Data Characteristics: BSTs excel with patterned data due to fewer rotations.
Memory Overhead: BSTs are preferable for memory-critical or predictable datasets.
Insertion/Deletion Frequency: Infrequent operations may favor BSTs over RBTs.

1.3

In [None]:
def generate_sorted_list(length):
    return list(range(1, length + 1))

def introduce_unsortedness(sorted_list, swap_count):
    # Introduce unsortedness by performing a number of random swaps
    for _ in range(swap_count):
        index1, index2 = random.sample(range(len(sorted_list)), 2)
        sorted_list[index1], sorted_list[index2] = sorted_list[index2], sorted_list[index1]

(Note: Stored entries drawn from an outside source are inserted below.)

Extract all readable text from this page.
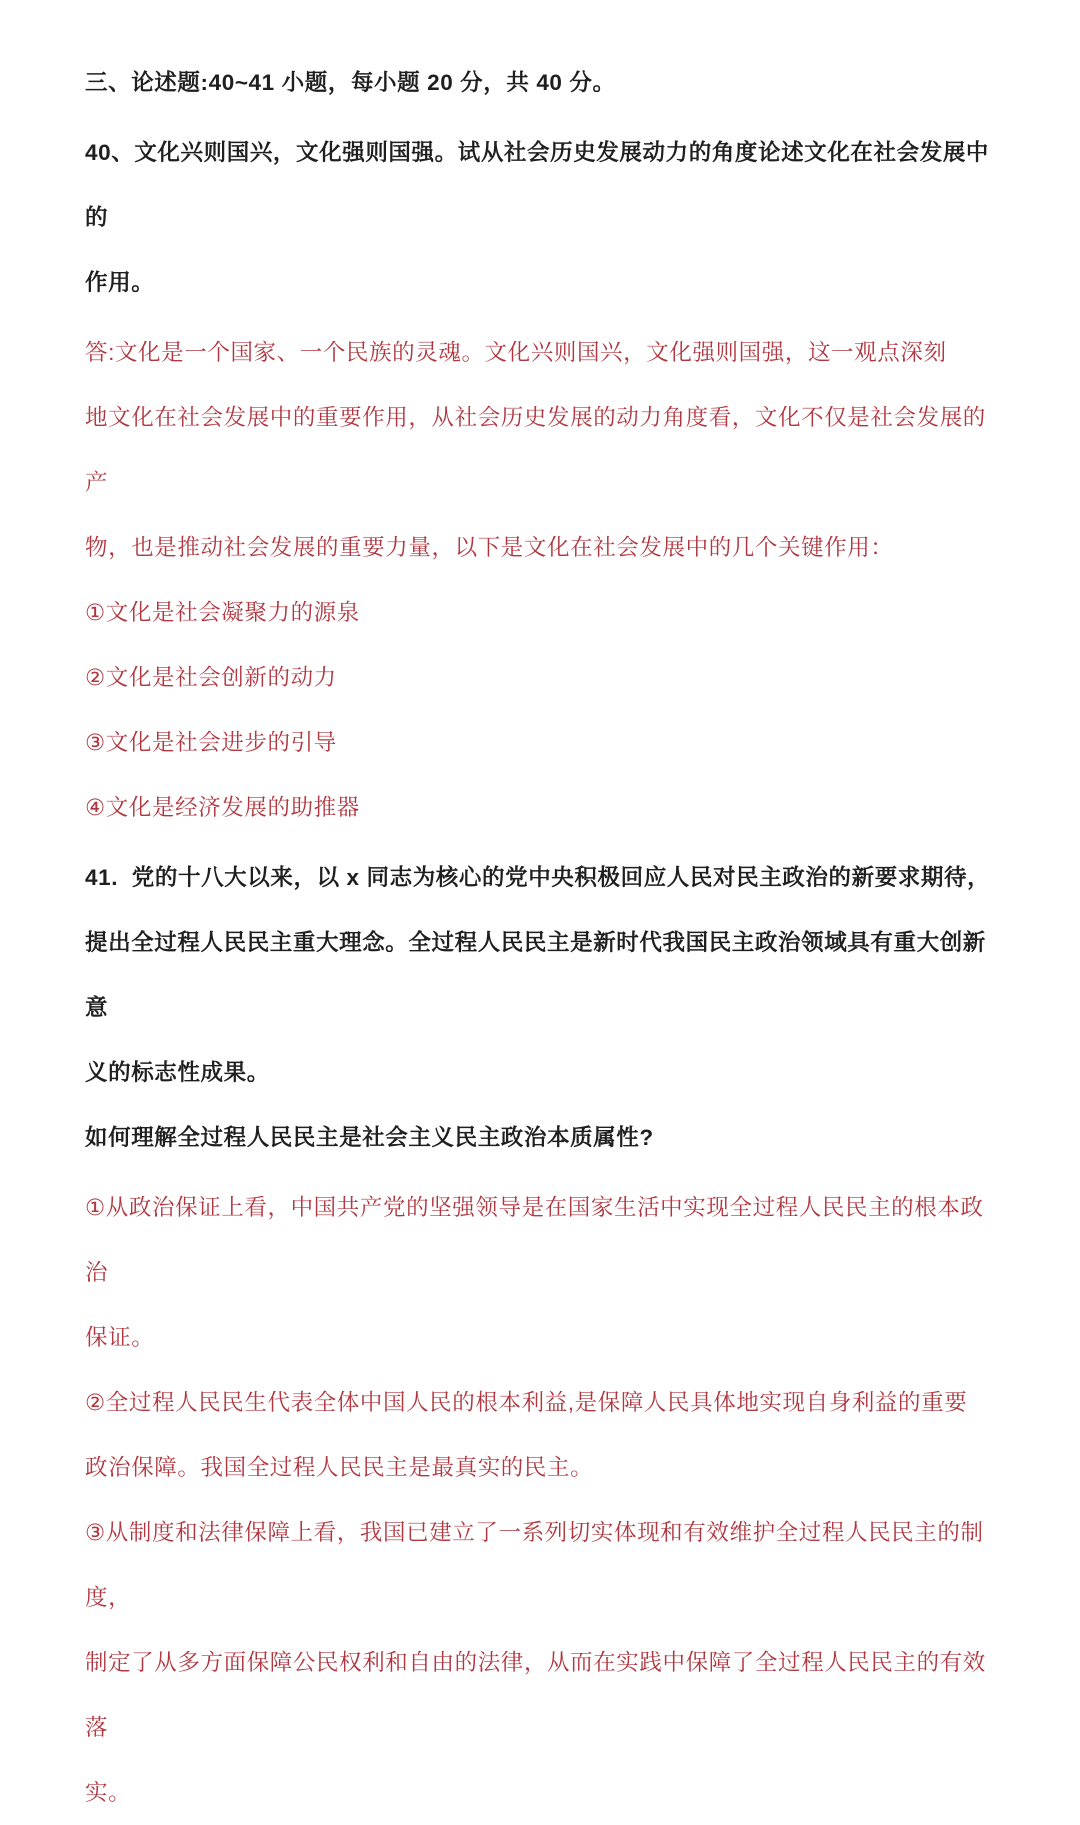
三、论述题:40~41 小题，每小题 20 分，共 40 分。
40、文化兴则国兴，文化强则国强。试从社会历史发展动力的角度论述文化在社会发展中的
作用。
答:文化是一个国家、一个民族的灵魂。文化兴则国兴，文化强则国强，这一观点深刻
地文化在社会发展中的重要作用，从社会历史发展的动力角度看，文化不仅是社会发展的产
物，也是推动社会发展的重要力量，以下是文化在社会发展中的几个关键作用：
①文化是社会凝聚力的源泉
②文化是社会创新的动力
③文化是社会进步的引导
④文化是经济发展的助推器
41.  党的十八大以来，以 x 同志为核心的党中央积极回应人民对民主政治的新要求期待，
提出全过程人民民主重大理念。全过程人民民主是新时代我国民主政治领域具有重大创新意
义的标志性成果。
如何理解全过程人民民主是社会主义民主政治本质属性?
①从政治保证上看，中国共产党的坚强领导是在国家生活中实现全过程人民民主的根本政治
保证。
②全过程人民民生代表全体中国人民的根本利益,是保障人民具体地实现自身利益的重要
政治保障。我国全过程人民民主是最真实的民主。
③从制度和法律保障上看，我国已建立了一系列切实体现和有效维护全过程人民民主的制度，
制定了从多方面保障公民权利和自由的法律，从而在实践中保障了全过程人民民主的有效落
实。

def run_experiment(num_rounds, list_length, max_swap_count):
    height_differences = []

    for _ in range(num_rounds):
        sorted_list = generate_sorted_list(list_length)
        round_differences = []

        for swap_count in range(0, max_swap_count + 1, 20):
            bst = BSTree()
            rbt = RBTree()

            introduce_unsortedness(sorted_list, swap_count)

            # Build BST and RBT
            for key in sorted_list:
                bst.insert(key)
                rbt.insert(key)

            # Record height difference
            bst_height = bst.get_height()
            rbt_height = rbt.get_height()
            height_difference = abs(bst_height - rbt_height)
            round_differences.append(height_difference)

        height_differences.append(round_differences)

    # Calculate average height difference for each swap count
    averaged_height_differences = []
    for i in range(len(height_differences[0])):
        total = sum(round_differences[i] for round_differences in height_differences)
        average = total / num_rounds
        averaged_height_differences.append((i * 20, average))

    return averaged_height_differences

def plot_results(height_differences):
    swap_counts, differences = zip(*height_differences)
    plt.plot(swap_counts, differences, marker='o')
    plt.xlabel('Swap Count (Degree of Unsortedness)')
    plt.ylabel('Average Height Difference')
    plt.title('Impact of Unsortedness on Tree Height Difference (Averaged)')
    plt.grid(True)
    plt.show()

num_rounds = 10
list_length = 100
max_swap_count = 500
height_differences = run_experiment(num_rounds, list_length, max_swap_count)
plot_results(height_differences)

1.3 Reflection

1. **Experiment Setup**:
   - Investigating impact of unsortedness on height difference between BSTs and RBTs.
   - Sorted list generated, random swaps applied for unsortedness.
   - BST and RBT constructed for each swap count, height difference recorded.

2. **Interpretation**:
   - **Swap Count (Degree of Unsortedness)**: Indicates unsortedness level.
   - **Average Height Difference**: Difference in BST and RBT heights.

3. **Results Interpretation**:
   - **Low Swap Counts**: Minimal unsortedness, similar heights for BSTs and RBTs.
   - **Medium to High Swap Counts**: Increasing unsortedness leads to higher BST height due to imbalance.
   - **Maximum Swap Counts**: BST resembles linked list, RBT maintains balance, significant height difference.

4. **Conclusion**:
   - Height difference amplifies with increased unsortedness.
   - RBTs outperform BSTs in maintaining balanced heights with highly unsorted data.